Geothermal systems take a fundamentally different approach to heating and cooling than conventional systems. Unlike conventional furnaces—which create heat by burning a fuel such as natural gas, propane, or fuel oil—GHP systems don’t create heat, so there’s no chemical combustion. Instead, geothermal systems move heat (thermal energy) stored in the earth or groundwater to the building during winter and remove heat from the building to the earth or groundwater during summer months.
What are the cost benefits of geothermal?
Even though the installation price of a geothermal system is more than that of conventional heating and cooling systems of the same capacity, the energy savings are significantly lower and therefore will offset the higher installation costs over time.

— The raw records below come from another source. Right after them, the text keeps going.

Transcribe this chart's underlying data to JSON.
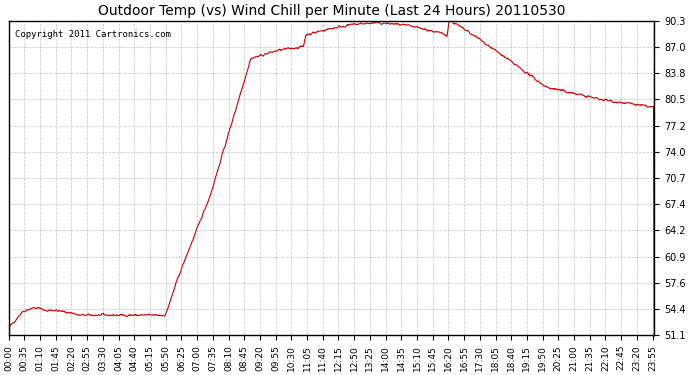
{
  "title": "Outdoor Temp (vs) Wind Chill per Minute (Last 24 Hours) 20110530",
  "copyright": "Copyright 2011 Cartronics.com",
  "line_color": "#cc0000",
  "background_color": "#ffffff",
  "grid_color": "#aaaaaa",
  "ylim": [
    51.1,
    90.3
  ],
  "yticks": [
    51.1,
    54.4,
    57.6,
    60.9,
    64.2,
    67.4,
    70.7,
    74.0,
    77.2,
    80.5,
    83.8,
    87.0,
    90.3
  ],
  "xtick_labels": [
    "00:00",
    "00:35",
    "01:10",
    "01:45",
    "02:20",
    "02:55",
    "03:30",
    "04:05",
    "04:40",
    "05:15",
    "05:50",
    "06:25",
    "07:00",
    "07:35",
    "08:10",
    "08:45",
    "09:20",
    "09:55",
    "10:30",
    "11:05",
    "11:40",
    "12:15",
    "12:50",
    "13:25",
    "14:00",
    "14:35",
    "15:10",
    "15:45",
    "16:20",
    "16:55",
    "17:30",
    "18:05",
    "18:40",
    "19:15",
    "19:50",
    "20:25",
    "21:00",
    "21:35",
    "22:10",
    "22:45",
    "23:20",
    "23:55"
  ],
  "num_points": 1440
}
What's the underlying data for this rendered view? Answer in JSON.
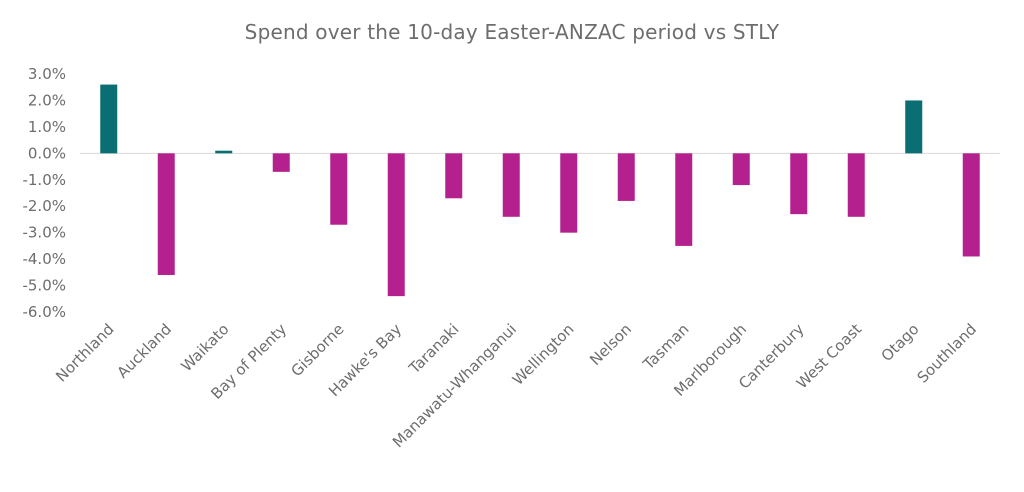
{
  "chart_data": {
    "type": "bar",
    "title": "Spend over the 10-day Easter-ANZAC period vs STLY",
    "xlabel": "",
    "ylabel": "",
    "ylim": [
      -6.0,
      3.0
    ],
    "yticks": [
      "3.0%",
      "2.0%",
      "1.0%",
      "0.0%",
      "-1.0%",
      "-2.0%",
      "-3.0%",
      "-4.0%",
      "-5.0%",
      "-6.0%"
    ],
    "ytick_values": [
      3.0,
      2.0,
      1.0,
      0.0,
      -1.0,
      -2.0,
      -3.0,
      -4.0,
      -5.0,
      -6.0
    ],
    "value_unit": "%",
    "grid": false,
    "legend": "none",
    "categories": [
      "Northland",
      "Auckland",
      "Waikato",
      "Bay of Plenty",
      "Gisborne",
      "Hawke's Bay",
      "Taranaki",
      "Manawatu-Whanganui",
      "Wellington",
      "Nelson",
      "Tasman",
      "Marlborough",
      "Canterbury",
      "West Coast",
      "Otago",
      "Southland"
    ],
    "values": [
      2.6,
      -4.6,
      0.1,
      -0.7,
      -2.7,
      -5.4,
      -1.7,
      -2.4,
      -3.0,
      -1.8,
      -3.5,
      -1.2,
      -2.3,
      -2.4,
      2.0,
      -3.9
    ],
    "colors": {
      "positive": "#0b6e72",
      "negative": "#b5208f",
      "axis": "#d9d9d9",
      "text": "#6d6d6d"
    }
  }
}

When the cost of a Geothermal system is included in a mortgage, your investment should produce a positive cash flow from the beginning. In other words, the extra cost of the Geothermal system to the total mortgage payment will likely be exceeded by energy cost savings over the course of each year.
Learn about various financing options by going to the U.S. Environmental Protection Agency’s Energy Star website.
Are there financial incentives to installing a Geothermal system?
Geothermal systems installed in new or existing homes by Dec. 31, 2016, are eligible for a 30 percent federal tax credit.
What are the maintenance requirements of a Geothermal system?
System life is estimated at 25 years for the inside components and 50-plus years for the ground loop, according to the U.S. Department of Energy. Geothermal systems have relatively few moving parts and those parts are sheltered inside a building, so the systems are durable and highly reliable. Geothermal systems usually have no outside compressors, so they are not susceptible to vandalism.